The pause was due to expire earlier on Friday but the group had given no indication of its future course of action.

Islam, 26, the chief coordinator of Students Against Discrimination, told AFP from his hospital bed on Monday that he feared for his life.

He said that two days beforehand, a group of people identifying themselves as police detectives blindfolded and handcuffed him and took him to an unknown location.

Islam added that he had come to his senses the following morning on a roadside in Dhaka.

Mahmud earlier told AFP that he had also been detained by police and beaten at the height of last week's unrest.

Three senior police officers in Dhaka all denied that the trio had been taken from the hospital and into custody on Friday.

- Garment tycoon arrested -

Police told AFP on Thursday that they had arrested at least 4,000 people since the unrest began last week, including 2,500 in Dhaka.

On Friday police said they had arrested David Hasanat, the founder and chief executive of one of Bangladesh's biggest garment factory enterprises.

His Viyellatex Group employs more than 15,000 people according to its website, and its annual turnover was estimated at $400 million by the Daily Star newspaper last year.

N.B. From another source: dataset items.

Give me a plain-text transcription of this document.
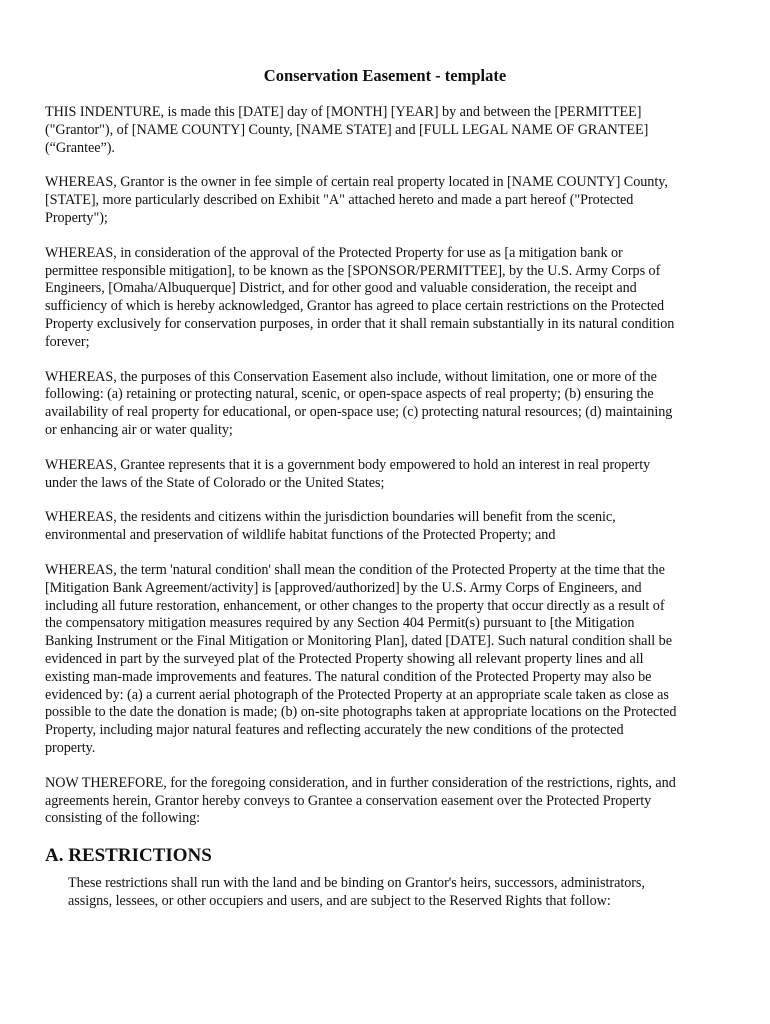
Conservation Easement - template

THIS INDENTURE, is made this [DATE] day of [MONTH] [YEAR] by and between the [PERMITTEE]
("Grantor"), of [NAME COUNTY] County, [NAME STATE] and [FULL LEGAL NAME OF GRANTEE]
(“Grantee”).

WHEREAS, Grantor is the owner in fee simple of certain real property located in [NAME COUNTY] County,
[STATE], more particularly described on Exhibit "A" attached hereto and made a part hereof ("Protected
Property");

WHEREAS, in consideration of the approval of the Protected Property for use as [a mitigation bank or
permittee responsible mitigation], to be known as the [SPONSOR/PERMITTEE], by the U.S. Army Corps of
Engineers, [Omaha/Albuquerque] District, and for other good and valuable consideration, the receipt and
sufficiency of which is hereby acknowledged, Grantor has agreed to place certain restrictions on the Protected
Property exclusively for conservation purposes, in order that it shall remain substantially in its natural condition
forever;

WHEREAS, the purposes of this Conservation Easement also include, without limitation, one or more of the
following: (a) retaining or protecting natural, scenic, or open-space aspects of real property; (b) ensuring the
availability of real property for educational, or open-space use; (c) protecting natural resources; (d) maintaining
or enhancing air or water quality;

WHEREAS, Grantee represents that it is a government body empowered to hold an interest in real property
under the laws of the State of Colorado or the United States;

WHEREAS, the residents and citizens within the jurisdiction boundaries will benefit from the scenic,
environmental and preservation of wildlife habitat functions of the Protected Property; and

WHEREAS, the term 'natural condition' shall mean the condition of the Protected Property at the time that the
[Mitigation Bank Agreement/activity] is [approved/authorized] by the U.S. Army Corps of Engineers, and
including all future restoration, enhancement, or other changes to the property that occur directly as a result of
the compensatory mitigation measures required by any Section 404 Permit(s) pursuant to [the Mitigation
Banking Instrument or the Final Mitigation or Monitoring Plan], dated [DATE]. Such natural condition shall be
evidenced in part by the surveyed plat of the Protected Property showing all relevant property lines and all
existing man-made improvements and features. The natural condition of the Protected Property may also be
evidenced by: (a) a current aerial photograph of the Protected Property at an appropriate scale taken as close as
possible to the date the donation is made; (b) on-site photographs taken at appropriate locations on the Protected
Property, including major natural features and reflecting accurately the new conditions of the protected
property.

NOW THEREFORE, for the foregoing consideration, and in further consideration of the restrictions, rights, and
agreements herein, Grantor hereby conveys to Grantee a conservation easement over the Protected Property
consisting of the following:

A. RESTRICTIONS

These restrictions shall run with the land and be binding on Grantor's heirs, successors, administrators,
assigns, lessees, or other occupiers and users, and are subject to the Reserved Rights that follow:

Dhaka Metropolitan Police inspector Abu Sayed Miah said Hasanat and several others were suspected of financing the "anarchy, arson and vandalism" of last week.

Bangladesh makes around $50 billion in annual export earnings from the textile trade, which services leading global brands including H&M, Gap and others.

Student protests began this month after the reintroduction in June of a scheme reserving more than half of government jobs for certain candidates.

With around 18 million young people in Bangladesh out of work, according to government figures, the move deeply upset graduates facing an acute jobs crisis.

Critics say the quota is used to stack public jobs with loyalists to Hasina's Awami League.

- 'Call to the nation' -

The Supreme Court cut the number of reserved jobs on Sunday but fell short of protesters' demands to scrap the quotas entirely.

Hasina has ruled Bangladesh since 2009 and won her fourth consecutive election in January after a vote without genuine opposition.

Her government is also accused by rights groups of misusing state institutions to entrench its hold on power and stamp out dissent, including the extrajudicial killing of opposition activists.

Hasina continued a tour of government buildings that had been ransacked by protesters, on Friday visiting state broadcaster Bangladesh Television, which was partly set ablaze last week.

"Find those who were involved in this," she said, according to state news agency BSS.

"Cooperate with us to ensure their punishment. I am making this call to the nation."